Razzismo: dalla Procura di Torino la «ricetta» per combattere l'odio

Un procuratore aggiunto, insieme a un gruppo di magistrati, si occuperà prioritariamente di procedimenti che riguardano reati legati all'odio etnico-religioso. L'obiettivo?
Procuratore capo di Torino Armando Spataro e Questore Francesco Messina
Procuratore capo di Torino Armando Spataro e Questore Francesco Messina (ANSA)

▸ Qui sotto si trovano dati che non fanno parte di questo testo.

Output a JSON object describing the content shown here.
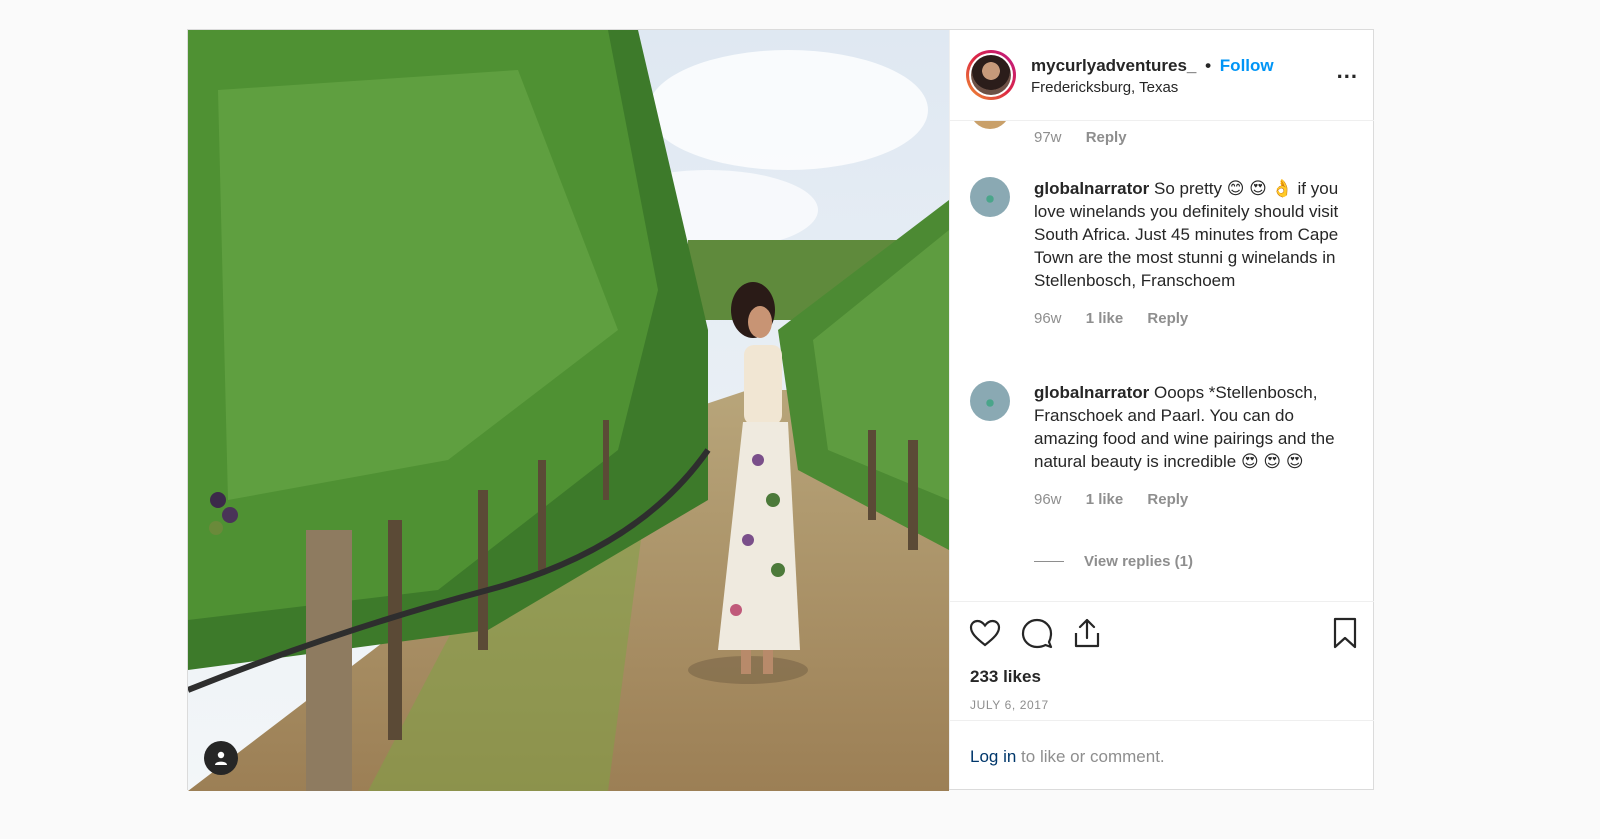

TORINO - «Se un barcone di immigrati attraccasse ai Murazzi, nessuno potrebbe vietare alle persone a bordo di scendere. Un comportamento del genere sarebbe oggetto di una nostra indagine» così il procuratore capo di Torino Armando Spataro, durante una conferenza stampa che si è tenuta a Palazzo di Giustizia nel primo pomeriggio di oggi, lunedì 9 luglio. In questa occasione Spataro ha presentato ai media i metodi per contrastare i reati motivati da «ragioni di odio e discriminazione etnico-religiosa», avendo constatato l'aumento di questo tipo di reati negli ultimi tempi. 

PROCURATORE - Nel dettaglio, un procuratore aggiunto, insieme a un gruppo di magistrati, si occuperà prioritariamente di procedimenti che riguardano reati legati all'odio etnico-religioso. L'obiettivo? Evitare l’archiviazione di fascicoli aperti per episodi a sfondo razziale. Contemporaneamente poi, gli agenti della polizia giudiziaria forniranno alle vittime di questo tipo di violenze tutte le informazioni in merito alle possibilità di assistenza e di difesa, il tutto in una lingua a loro comprensibile.